I started to leave a comment on Gardner’s second post about his
recently concluded First Year Seminar, but found it was turning out to be longer than a comment typically is, so I moved it here.
After your previous post I was in awe that you appeared to have found the magic bullet for teaching an FSEM without the snags the rest of us faced. I’m glad to see that you ran into many of the same that I have experienced. 😉 I wish there was a way that the FSEM instructors as a group could collaborate on developing a list of such snags. I think a collective approach to addressing them would be more efficient and probably effective than each of us working on our own. Also, it might be helpful for new FSEM instructors to have a better idea of what to expect, and how not to panic when these snags occur. (Is there perhaps a role here for UMW’s upcoming Center for Teaching Excellence?) Let me respond to some of the specific points you made.
The day I asked the seminarians why they weren’t more lively in the question-and-answer period that followed their classmates’ presentations, and they replied that they didn’t want to ask questions for fear of making their peers look ignorant or stupid. … for most of them it was the absolute truth: they didn’t look at the Q&A as a time to go deeper with what their classmates had already showed they knew, or to bring in interesting connections, or generally to take the level of engagement and enthusiasm and inspiration up a notch or ten.
I ran into this as well. I’ve blogged before about how this year I’ve become more aware of how first year students are different from upper class students, and how they need explicit guidance about how higher education is different from high school. I expect Gardner’s observation above is common with first year students, and it’s something we should put on our common list of FSEM goals: to teach students this deeper purpose of Q&A. It’s not something that comes to them naturally.
[T]he way so many of the third presentations suddenly gelled into the kind of deep, thoughtful, rigorous, playful work I’d been hoping for–and trying to encourage–all along. …
There were times I thought we wouldn’t get there.
I saw this as well. Just when I was starting to give up hope, my students showed the depth of work I was looking for.It seems to take first year students longer to get what we expect in university-level work than upper level students. This isn’t surprising given their training and experience. So an entry level college course need to be less rigorous in content than an upper level course, but also different in terms of instructor’s expectations for how students will make progress towards learning how to do university-level work.
Then there was the day when it became clear that I’d have to tell them they should blog twice a week [emphasis added], when I had hoped that with this small group and a topic of some urgency to all of us music lovers, I could just step back and let the blogging commence.
This is another manifestation of the previous point. First year students need to be more explicitly told what the expectations are. It’s not that we dumb down the type of analysis and other work that we expect of first years, but rather that we need to provide more structure, more scaffolding about how to achieve the type of work.

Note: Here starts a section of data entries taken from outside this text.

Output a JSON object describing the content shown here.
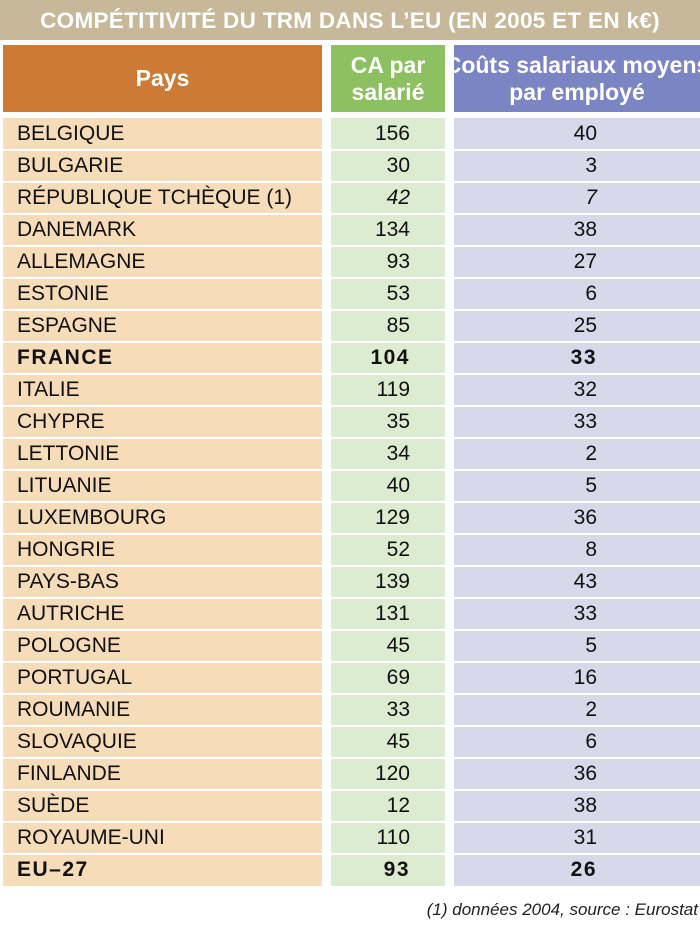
{
  "title": "COMPÉTITIVITÉ DU TRM DANS L’EU (EN 2005 ET EN k€)",
  "headers": {
    "pays": "Pays",
    "ca_line1": "CA par",
    "ca_line2": "salarié",
    "couts_line1": "Coûts salariaux moyens",
    "couts_line2": "par employé"
  },
  "footnote": "(1) données 2004, source : Eurostat",
  "colors": {
    "title_bar": "#c8b89a",
    "pays_header": "#cc7a35",
    "ca_header": "#8cc061",
    "couts_header": "#7c85c4",
    "pays_body": "#f6dcb9",
    "ca_body": "#dbecd0",
    "couts_body": "#d7d8ea"
  },
  "chart_data": {
    "type": "table",
    "columns": [
      "Pays",
      "CA par salarié",
      "Coûts salariaux moyens par employé"
    ],
    "rows": [
      {
        "pays": "BELGIQUE",
        "ca": "156",
        "couts": "40"
      },
      {
        "pays": "BULGARIE",
        "ca": "30",
        "couts": "3"
      },
      {
        "pays": "RÉPUBLIQUE TCHÈQUE (1)",
        "ca": "42",
        "couts": "7",
        "italic": true
      },
      {
        "pays": "DANEMARK",
        "ca": "134",
        "couts": "38"
      },
      {
        "pays": "ALLEMAGNE",
        "ca": "93",
        "couts": "27"
      },
      {
        "pays": "ESTONIE",
        "ca": "53",
        "couts": "6"
      },
      {
        "pays": "ESPAGNE",
        "ca": "85",
        "couts": "25"
      },
      {
        "pays": "FRANCE",
        "ca": "104",
        "couts": "33",
        "bold": true
      },
      {
        "pays": "ITALIE",
        "ca": "119",
        "couts": "32"
      },
      {
        "pays": "CHYPRE",
        "ca": "35",
        "couts": "33"
      },
      {
        "pays": "LETTONIE",
        "ca": "34",
        "couts": "2"
      },
      {
        "pays": "LITUANIE",
        "ca": "40",
        "couts": "5"
      },
      {
        "pays": "LUXEMBOURG",
        "ca": "129",
        "couts": "36"
      },
      {
        "pays": "HONGRIE",
        "ca": "52",
        "couts": "8"
      },
      {
        "pays": "PAYS-BAS",
        "ca": "139",
        "couts": "43"
      },
      {
        "pays": "AUTRICHE",
        "ca": "131",
        "couts": "33"
      },
      {
        "pays": "POLOGNE",
        "ca": "45",
        "couts": "5"
      },
      {
        "pays": "PORTUGAL",
        "ca": "69",
        "couts": "16"
      },
      {
        "pays": "ROUMANIE",
        "ca": "33",
        "couts": "2"
      },
      {
        "pays": "SLOVAQUIE",
        "ca": "45",
        "couts": "6"
      },
      {
        "pays": "FINLANDE",
        "ca": "120",
        "couts": "36"
      },
      {
        "pays": "SUÈDE",
        "ca": "12",
        "couts": "38"
      },
      {
        "pays": "ROYAUME-UNI",
        "ca": "110",
        "couts": "31"
      },
      {
        "pays": "EU–27",
        "ca": "93",
        "couts": "26",
        "bold": true
      }
    ]
  }
}
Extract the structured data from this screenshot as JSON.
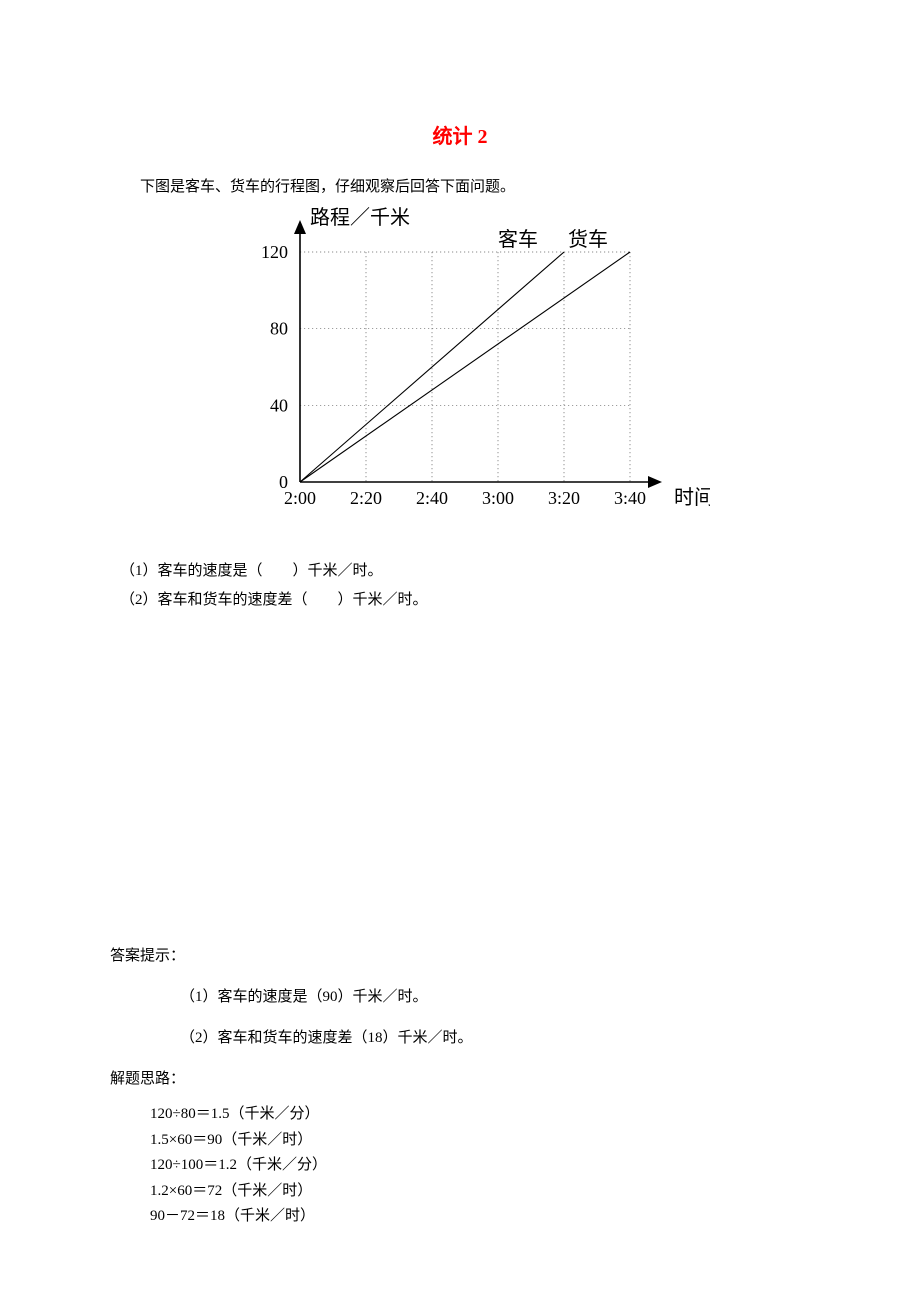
{
  "title": "统计 2",
  "intro": "下图是客车、货车的行程图，仔细观察后回答下面问题。",
  "chart": {
    "type": "line",
    "y_axis_label": "路程／千米",
    "x_axis_label": "时间",
    "series_labels": {
      "bus": "客车",
      "truck": "货车"
    },
    "y_ticks": [
      0,
      40,
      80,
      120
    ],
    "x_ticks": [
      "2:00",
      "2:20",
      "2:40",
      "3:00",
      "3:20",
      "3:40"
    ],
    "ylim": [
      0,
      120
    ],
    "x_count": 6,
    "bus": {
      "x_indices": [
        0,
        4
      ],
      "y": [
        0,
        120
      ]
    },
    "truck": {
      "x_indices": [
        0,
        5
      ],
      "y": [
        0,
        120
      ]
    },
    "colors": {
      "axis": "#000000",
      "grid": "#646464",
      "line": "#000000",
      "text": "#000000",
      "background": "#ffffff"
    },
    "stroke": {
      "axis": 1.6,
      "grid": 0.7,
      "line": 1.1
    },
    "grid_dash": "1.2,2.8",
    "fontsize": {
      "axis_label": 20,
      "tick": 18,
      "series_label": 20
    }
  },
  "questions": {
    "q1": "（1）客车的速度是（　　）千米／时。",
    "q2": "（2）客车和货车的速度差（　　）千米／时。"
  },
  "answer_header": "答案提示：",
  "answers": {
    "a1": "（1）客车的速度是（90）千米／时。",
    "a2": "（2）客车和货车的速度差（18）千米／时。"
  },
  "solution_header": "解题思路：",
  "solution_steps": [
    "120÷80＝1.5（千米／分）",
    "1.5×60＝90（千米／时）",
    "120÷100＝1.2（千米／分）",
    "1.2×60＝72（千米／时）",
    "90－72＝18（千米／时）"
  ]
}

After two tries at teaching an FSEM, I think that one of the key issues in achieving success is arriving at the right balance between what Gardner calls structure and emergence. The mistake that I’ve made twice now is to put too much emphasis on the latter, but I am getting closer to the target.
At the risk of a bit of reduction, I think the distinction between task-orientation and inquiry-orientation that Gardner raises reflects confusion in the students’ minds about who’s in charge. Are they satisfying an instructor’s requirement by completing a task, or are they searching for the answer to a question they find gripping. It’s the latter that FSEMs are trying to promote, but it’s the former that most students (even upper level students) have experience with.
Another sign of success is the extent to which students adopt a practice of self-reflection about their learning. Obviously, instructors can promote this or not, but when they don’t it’s very unlikely to occur. I was pleased to see that Gardner, like me a year ago, experienced a “Shannon Moment” when an FSEM student demonstrated that they “got it”:
Perhaps the most startling moment of all came after the class was over, when a student in my freshman seminar commented on my Theme Parks and Sandboxes blog post. It was as if something I had been saying over and over, all semester long, had suddenly connected.
Of course, Gardner identifies the most important factor for success in an FSEM:
[M]y best chance is always to let my fascination with the subject carry everything else along with it.
One final observation about the FSEM. I’ve had more interactions down the road with my former FSEM students, than with my other former non-major students, so it appears that the FSEM enables a stronger connection than a general education course.
Hi there!
When you and Gardner mention this :
“The day I asked the seminarians why they weren’t more lively in the question-and-answer period that followed their classmates’ presentations, and they replied that they didn’t want to ask questions for fear of making their peers look ignorant or stupid. … for most of them it was the absolute truth: they didn’t look at the Q&A as a time to go deeper with what their classmates had already showed they knew, or to bring in interesting connections, or generally to take the level of engagement and enthusiasm and inspiration up a notch or ten.”
I’m not sure I have a good grasp on it. Recently I spoke about something ( maybe the same subject???) on my own blog from a student point of view. (Keep in mind I’m rather free on my blog) It’s under the blogpost title “What I Will Do” Scroll down to the blue writing, its in the 3rd paragraph. Anyway, I’m finding the teacher perspective of the classroom to be fascinating. Thanks to you and Gradner for sharing.